Two Yale alumni, Eric Stern ’03 GRD ’07 and Aleksandar Vacic GRD ’12, have created a new diagnostic tool that can determine the correct antibiotics with which to treat infectious diseases with more speed and accuracy than current technologies allow.
The duo, who met as graduate students while working in Yale engineering professor Mark Reed’s laboratory, set out to tackle infectious disease diagnostics in 2014 when they founded SeLux Diagnostics, Inc. Their breakthrough personalized medicine therapy determines precise antibiotics to prescribe to infected patients up to three days faster than the industry standard, according to a September 2018 press release by PRNewswire. Because of their targeted approach, infectious bacteria are less likely to grow resistant to the prescribed antibiotic — addressing the pressing issue in medicine of antibiotic resistance.
Melinda Pettigrew SPH ’99 — Yale School of Public Health senior associate dean of academic affairs and professor of epidemiology — told the News that antibiotic resistance is an inevitable phenomenon that posed a problem for healthcare providers soon after antibiotic use first became widespread in the 1940s.
Because of antibiotic resistance, Pettigrew said that medicine is running out of effective antibiotics that healthcare providers can use to combat both common and severe infections. Due to longer hospital stays and higher mortality, antibiotic resistance costs the U.S. healthcare system upwards of two billion dollars a year, she said.
As of late, it is sometimes difficult for doctors to differentiate between bacterial and viral infections with current diagnostic tests. Pettigrew said that this leads to the inappropriate prescription of antibiotics for common respiratory infections that may have been caused by a virus, which bacteria-targeting antibiotics cannot destroy.
“If you come into the hospital and you’re sick, [doctors] may not know exactly what you have and the susceptibility of your pathogen at the time — they may want to get you on antibiotics quickly,” she said. “If we had better diagnostics that would make a significant dent in antibiotic resistance.”
This issue is a personal one for Stern. When he was in the 3rd grade, Stern’s grandmother nearly died after acquiring an infection that led to sepsis — an extreme, potentially fatal response to an infection. He told the News that doctors could not quickly find the right medicine to treat her illness. The same hospital that took care of his grandmother has had the same diagnostic tools since the 1990s, which Stern said is “exciting for business, but infuriating on a human level.”
Now, Stern has set out to design a rapid diagnostic test that will help doctors as they develop treatment plans for their patients with infectious diseases. The program will determine a specific antibiotic in a matter of hours — versus the typical three to five days — that is best able to fight off the infection. The company tests for 60 different drugs — every drug currently available.
He told the News that because patients would be using the most effective antibiotic to treat their infection, resistance to a particular medication would become less frequent. These targeted antibiotics can more effectively kill the bacteria, lowering their chance of mutating and developing resistance to the antibiotics.

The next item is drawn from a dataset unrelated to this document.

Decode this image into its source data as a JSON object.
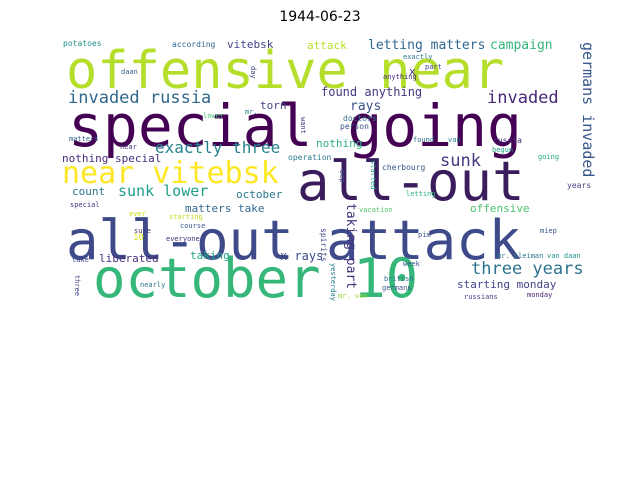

“A doctor will be able to rest assured that he or she will have have results for all drugs, at the same time, the day after a patient comes in,” Stern said.

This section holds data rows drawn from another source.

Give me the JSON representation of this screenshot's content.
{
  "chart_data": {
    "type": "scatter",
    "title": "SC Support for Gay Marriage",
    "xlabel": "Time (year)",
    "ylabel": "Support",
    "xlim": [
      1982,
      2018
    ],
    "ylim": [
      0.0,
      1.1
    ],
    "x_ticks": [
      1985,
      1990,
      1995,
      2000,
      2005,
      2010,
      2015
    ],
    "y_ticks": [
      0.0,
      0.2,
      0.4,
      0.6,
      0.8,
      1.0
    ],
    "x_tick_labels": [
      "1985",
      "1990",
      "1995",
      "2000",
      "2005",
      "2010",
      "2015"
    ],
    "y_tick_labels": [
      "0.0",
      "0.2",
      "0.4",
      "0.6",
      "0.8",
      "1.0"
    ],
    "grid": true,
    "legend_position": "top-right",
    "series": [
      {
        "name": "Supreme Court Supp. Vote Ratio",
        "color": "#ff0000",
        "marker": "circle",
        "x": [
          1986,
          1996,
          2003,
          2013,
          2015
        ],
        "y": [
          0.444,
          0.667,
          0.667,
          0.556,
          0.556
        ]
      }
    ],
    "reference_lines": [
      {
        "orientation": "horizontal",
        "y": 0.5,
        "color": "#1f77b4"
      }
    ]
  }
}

The team has set their sights on clearance from the U.S. Federal Food and Drug Administration. They plan to start the process in the latter half of this year and hope to receive approval from the agency by next spring.
Stern credits a great deal of his success to his time spent at Yale. He said that he had access to “the best professors” in multiple different STEM fields who were “very interested in helping teach students.” Stern received a double undergraduate degree in Chemistry and Electrical Engineering and earned his graduate degree in Bioengineering and Biomedical Engineering.
“I was [given] the incredible opportunity to work closely with professors at the highest level in different disciplines,” he told the News. “This enabled me to [bring] people [from different] disciplines together [in my current position].”
In 2003, Stern broke the Yale undergraduate record for the most classes ever taken by an undergraduate student.